“什么?魏一石?”容玉山说时面容在颤动,乌黑的须发都耸起来。
“我也不明白,他那么快就找到我……”容小山哭丧着脸说,表情像个小女孩。“爹,那一刻我以为再也见不着你……幸好蒙真把他打发了……”
书房里一片静默。只有容氏父子与蒙真三人,其余的部下全都给容玉山遣出去了——他要清楚知道儿子究竟干了什么,遇上了谁,尤其是在西郊误闯御猎的事情,绝不能让太多人知道。

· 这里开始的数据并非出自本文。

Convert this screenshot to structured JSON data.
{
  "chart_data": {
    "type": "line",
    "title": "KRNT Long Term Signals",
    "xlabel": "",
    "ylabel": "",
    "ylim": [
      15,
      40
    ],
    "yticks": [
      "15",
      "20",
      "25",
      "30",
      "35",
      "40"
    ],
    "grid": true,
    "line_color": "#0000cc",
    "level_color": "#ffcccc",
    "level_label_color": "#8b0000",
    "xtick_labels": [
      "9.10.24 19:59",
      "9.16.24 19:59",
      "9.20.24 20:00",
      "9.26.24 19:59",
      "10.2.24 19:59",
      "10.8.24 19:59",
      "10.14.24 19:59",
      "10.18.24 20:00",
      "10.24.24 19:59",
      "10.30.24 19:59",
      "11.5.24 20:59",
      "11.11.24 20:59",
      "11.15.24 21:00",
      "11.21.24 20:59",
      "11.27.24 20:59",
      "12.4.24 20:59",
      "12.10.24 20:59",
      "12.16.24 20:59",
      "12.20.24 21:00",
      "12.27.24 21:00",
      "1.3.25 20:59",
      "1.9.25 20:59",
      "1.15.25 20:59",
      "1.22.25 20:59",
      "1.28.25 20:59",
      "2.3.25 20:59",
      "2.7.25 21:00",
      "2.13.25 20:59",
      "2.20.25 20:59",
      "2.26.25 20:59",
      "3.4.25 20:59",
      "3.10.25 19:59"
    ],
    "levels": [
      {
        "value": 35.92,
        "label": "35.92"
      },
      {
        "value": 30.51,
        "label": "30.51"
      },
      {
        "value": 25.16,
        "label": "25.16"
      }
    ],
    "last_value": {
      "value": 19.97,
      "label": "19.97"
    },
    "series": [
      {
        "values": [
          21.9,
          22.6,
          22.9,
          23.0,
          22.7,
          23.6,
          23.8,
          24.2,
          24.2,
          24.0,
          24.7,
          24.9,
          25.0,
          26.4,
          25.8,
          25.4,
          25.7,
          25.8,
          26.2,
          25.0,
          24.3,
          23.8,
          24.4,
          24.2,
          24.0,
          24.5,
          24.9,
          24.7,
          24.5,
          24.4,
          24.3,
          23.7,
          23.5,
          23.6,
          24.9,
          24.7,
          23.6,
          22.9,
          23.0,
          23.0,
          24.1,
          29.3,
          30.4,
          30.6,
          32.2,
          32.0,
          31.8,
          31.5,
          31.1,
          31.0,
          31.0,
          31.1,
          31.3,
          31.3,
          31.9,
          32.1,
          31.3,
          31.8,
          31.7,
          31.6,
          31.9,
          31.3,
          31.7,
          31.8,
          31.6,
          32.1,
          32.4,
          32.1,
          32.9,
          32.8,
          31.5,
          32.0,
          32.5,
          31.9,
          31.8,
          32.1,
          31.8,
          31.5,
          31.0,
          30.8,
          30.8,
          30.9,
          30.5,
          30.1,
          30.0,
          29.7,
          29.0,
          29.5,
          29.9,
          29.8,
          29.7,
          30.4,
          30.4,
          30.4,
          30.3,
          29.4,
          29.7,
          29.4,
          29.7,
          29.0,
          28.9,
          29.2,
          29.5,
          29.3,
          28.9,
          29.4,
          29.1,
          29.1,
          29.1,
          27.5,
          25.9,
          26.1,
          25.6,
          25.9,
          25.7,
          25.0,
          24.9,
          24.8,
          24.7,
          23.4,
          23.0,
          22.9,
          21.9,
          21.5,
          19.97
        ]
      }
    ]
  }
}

容玉山满腹疑团。儿子的口供,加上朝廷方面的反应,碰上禁军此一事件大概假不了——虽然地点确有些奇怪……可是这分明是于润生的布局啊——走了黑道近十年,容玉山不相信有巧合这回事。
——难保魏一石不是被于润生收买了……
“爹,我们现在要怎么办?要找干爹好好商量啊……他那么疼我……”
——傻孩子,对那些朝廷中人来说,我们不过是一群可供使唤的鹰犬,你以为他真的当你是儿子吗?只要能够替他带来猎物,随时换哪一头猎犬也没有分别——是我,或是章帅、于润生……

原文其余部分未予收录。